Namun, di samping sisi positifnya, jejaring sosial dan platform berbagi komunitas juga membawa konsekuensi yang mengkhawatirkan. Yang lebih mengkhawatirkan, bukan hanya manusia, tetapi juga mesin, dan terutama penetrasi kecerdasan buatan (AI) yang pesat, membuat dunia internet secara umum, dan platform teknologi khususnya, menjadi tempat yang penuh risiko.
“Pandemi informasi” di media sosial Menurut statistik yang diterbitkan oleh Redline pada akhir Juni 2024, terdapat 4,9 miliar pengguna media sosial di seluruh dunia. Survei terhadap warga Amerika ini menunjukkan bahwa sebagian besar pengguna media sosial tidak mempercayai keakuratan informasi yang tersebar di berbagai platform, mulai dari Facebook, TikTok, hingga YouTube. Oleh karena itu, organisasi ini menggunakan istilah "infodemi" untuk menggambarkan kondisi misinformasi terkini di media sosial. |
Dunia jejaring sosial ibarat hutan purba, nyaris tanpa aturan. Hidup di dalamnya, manusia menikmati kesuburan, kebebasan, dan kesegaran, tetapi di balik itu semua, terselip jebakan maut. Hingga kini, hampir setiap negara masih berkutat dengan pengelolaan dan penataan "hutan purba" tersebut, bahkan belum mengambil langkah awal untuk menangani pelanggaran, sementara "dunia" ini telah melingkupi seluruh umat manusia.
Pada akhir November tahun ini, Australia menjadi negara pertama di dunia yang secara resmi memperkenalkan undang-undang yang melarang anak-anak memasuki dunia "primitif" yang menarik, namun berbahaya dan hampir tanpa hukum. Secara khusus, Australia melarang anak-anak di bawah usia 16 tahun menggunakan jejaring sosial dan akan mengenakan denda berat hingga 32 juta dolar AS jika jejaring sosial melanggar.
Dalam konteks tersebut, maraknya berita palsu, misinformasi, dan terutama penipuan di media sosial (serta melalui bentuk-bentuk teknologi canggih lainnya seperti aplikasi perangkat lunak, situs web palsu, dll.) terus menjadi masalah global. Di Vietnam, setiap hari kita mendengar kisah-kisah memilukan tentang korban penipuan dalam berbagai bentuk di dunia maya. Di dunia, hal ini juga menjadi masalah bagi negara mana pun.

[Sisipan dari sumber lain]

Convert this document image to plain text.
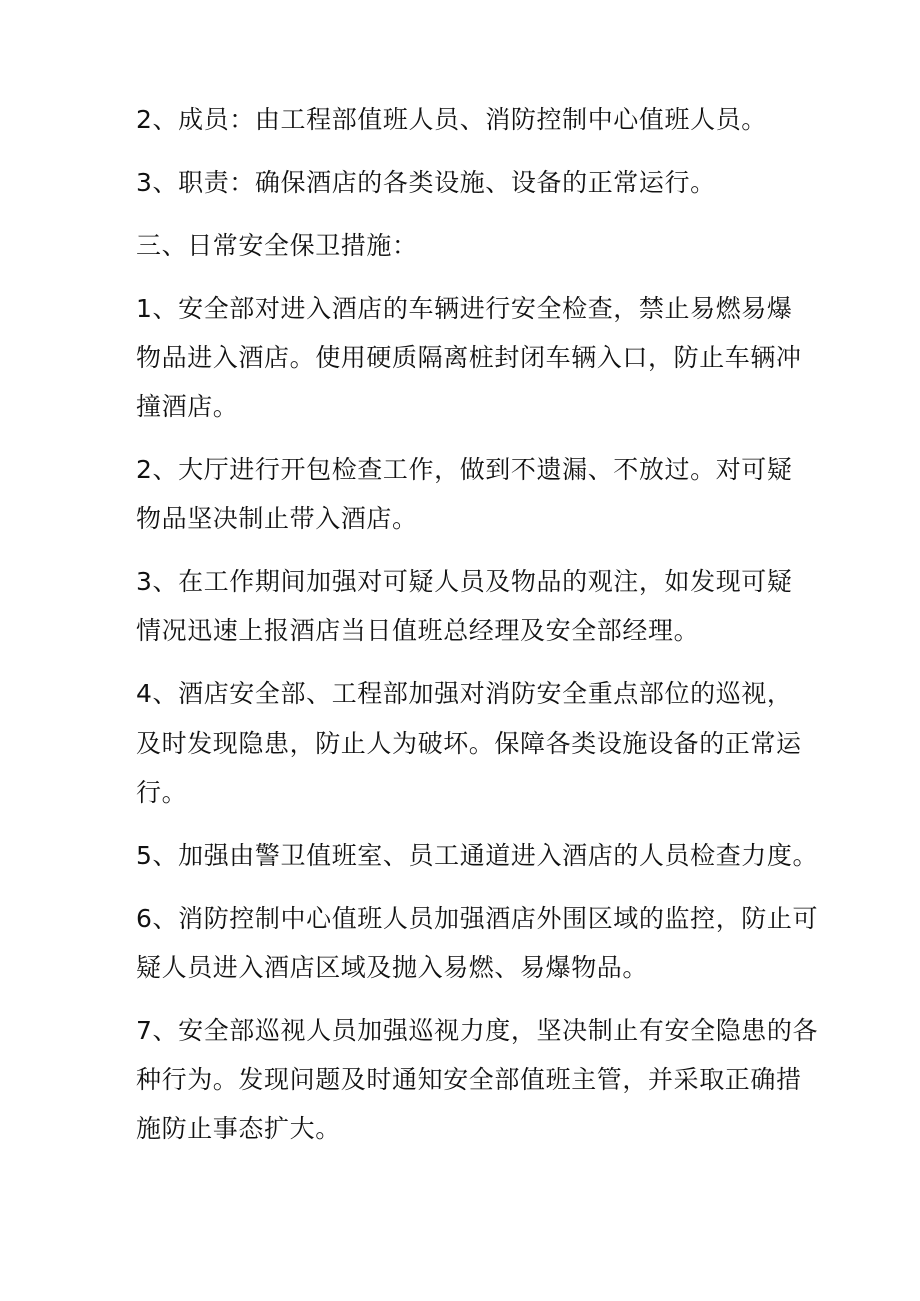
2、成员：由工程部值班人员、消防控制中心值班人员。

3、职责：确保酒店的各类设施、设备的正常运行。

三、日常安全保卫措施：

1、安全部对进入酒店的车辆进行安全检查，禁止易燃易爆

物品进入酒店。使用硬质隔离桩封闭车辆入口，防止车辆冲

撞酒店。

2、大厅进行开包检查工作，做到不遗漏、不放过。对可疑

物品坚决制止带入酒店。

3、在工作期间加强对可疑人员及物品的观注，如发现可疑

情况迅速上报酒店当日值班总经理及安全部经理。

4、酒店安全部、工程部加强对消防安全重点部位的巡视，

及时发现隐患，防止人为破坏。保障各类设施设备的正常运

行。

5、加强由警卫值班室、员工通道进入酒店的人员检查力度。

6、消防控制中心值班人员加强酒店外围区域的监控，防止可

疑人员进入酒店区域及抛入易燃、易爆物品。

7、安全部巡视人员加强巡视力度，坚决制止有安全隐患的各

种行为。发现问题及时通知安全部值班主管，并采取正确措

施防止事态扩大。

Pada bulan Maret tahun ini, Interpol melaporkan bahwa penipuan siber di Asia Tenggara telah meluas secara global, meraup hingga $3 triliun per tahun (setara dengan PDB Prancis). Bahkan raksasa teknologi Inggris kehilangan $25 juta setelah penipu menggunakan deepfake untuk menyamar sebagai seorang eksekutif senior guna memesan transfer uang. Ini, tentu saja, hanyalah beberapa contoh dari jutaan penipuan siber.
Berurusan dengan media sosial yang menyebarkan informasi yang salah, misi yang mustahil?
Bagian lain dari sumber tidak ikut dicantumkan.